David Tennant Talks Spies Of Warsaw

David Tennant has been talking to the Daily Record about his new drama, Spies Of Warsaw, which starts on BBC Four at 9pm on Wednesday.
David tells of how he was recognised by Polish fans whilst filming for the show in Poland:

“I didn’t realise Doctor Who plays in Poland – but it obviously does. I’ve had a few fans coming up, wanting to say hello, or get a photograph or a signature.
“It doesn’t happen quite on the scale that it happens at home – but then I don’t think I’ve been to a country yet where I haven’t met someone who’s a Doctor Who fan. Except maybe Uganda.”

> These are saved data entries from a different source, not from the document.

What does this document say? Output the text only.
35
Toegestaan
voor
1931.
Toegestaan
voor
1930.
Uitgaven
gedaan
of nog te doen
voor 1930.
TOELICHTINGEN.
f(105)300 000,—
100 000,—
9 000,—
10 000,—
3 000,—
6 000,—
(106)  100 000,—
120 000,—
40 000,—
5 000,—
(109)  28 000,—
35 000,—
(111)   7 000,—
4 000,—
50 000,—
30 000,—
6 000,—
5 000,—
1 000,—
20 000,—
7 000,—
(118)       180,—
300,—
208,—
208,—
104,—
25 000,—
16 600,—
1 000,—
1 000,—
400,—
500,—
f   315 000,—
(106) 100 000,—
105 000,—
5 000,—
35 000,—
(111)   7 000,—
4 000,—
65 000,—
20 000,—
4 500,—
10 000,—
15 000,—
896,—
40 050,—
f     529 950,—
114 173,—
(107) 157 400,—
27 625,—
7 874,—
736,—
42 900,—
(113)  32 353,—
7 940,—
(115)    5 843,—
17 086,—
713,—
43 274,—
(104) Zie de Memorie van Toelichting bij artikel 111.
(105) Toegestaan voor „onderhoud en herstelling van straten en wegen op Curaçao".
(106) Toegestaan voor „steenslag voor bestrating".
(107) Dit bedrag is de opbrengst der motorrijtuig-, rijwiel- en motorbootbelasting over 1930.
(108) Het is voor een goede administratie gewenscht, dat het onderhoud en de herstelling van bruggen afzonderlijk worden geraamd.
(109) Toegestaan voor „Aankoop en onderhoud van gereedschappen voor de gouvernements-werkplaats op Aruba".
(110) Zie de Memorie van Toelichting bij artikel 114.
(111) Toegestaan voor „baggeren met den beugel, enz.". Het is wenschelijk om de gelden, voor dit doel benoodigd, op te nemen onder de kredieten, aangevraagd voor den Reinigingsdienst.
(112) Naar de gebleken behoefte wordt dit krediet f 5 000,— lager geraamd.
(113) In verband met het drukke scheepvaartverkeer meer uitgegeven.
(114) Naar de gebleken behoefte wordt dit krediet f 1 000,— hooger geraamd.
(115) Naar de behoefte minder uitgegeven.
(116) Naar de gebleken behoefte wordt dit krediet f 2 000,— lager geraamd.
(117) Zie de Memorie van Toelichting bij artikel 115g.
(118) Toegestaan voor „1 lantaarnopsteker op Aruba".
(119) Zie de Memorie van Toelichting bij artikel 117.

David continued to chat about his character Jean-Francois Mercier and the drama that revolves round him:
“It’s stripping back the idea that World War II was an immovable moment in time. Mercier does see war as absolutely inevitable but he’s surrounded by people who don’t, particularly within French intelligence. I think that’s an accurate portrayal of what was going on at the time. There’s so much resonance to what went on in Warsaw because it was so graphic and ghastly.I’m not a historian but, as I understand it, the city was utterly destroyed in the war. Hitler at one point allegedly said, ‘Turn it into a lake…’ So they did. When the war ended, the people of Warsaw basically rebuilt the Old Town, brick by brick, exactly as it was and it has remained the same ever since. It’s not a museum – people live in the apartments, people work here, there are restaurants open. But from a filming point of view, it’s fantastic because you have all these streets that are exactly as they were 70 or 80 years ago.”
David says that Spies Of Warsaw is about much more than another Spy film:
“In the past, we’ve had Tinker Tailor Soldier Spy and James Bond but I’ve never come across anything quite like Spies of Warsaw.Although it is a spy story, it’s also a love story – and it’s also a historical piece. It’s quite unusual and hard to categorise but at the end of the day, it’s a gripping yarn as well. However much we like to dress it up, that’s ultimately the most important thing.”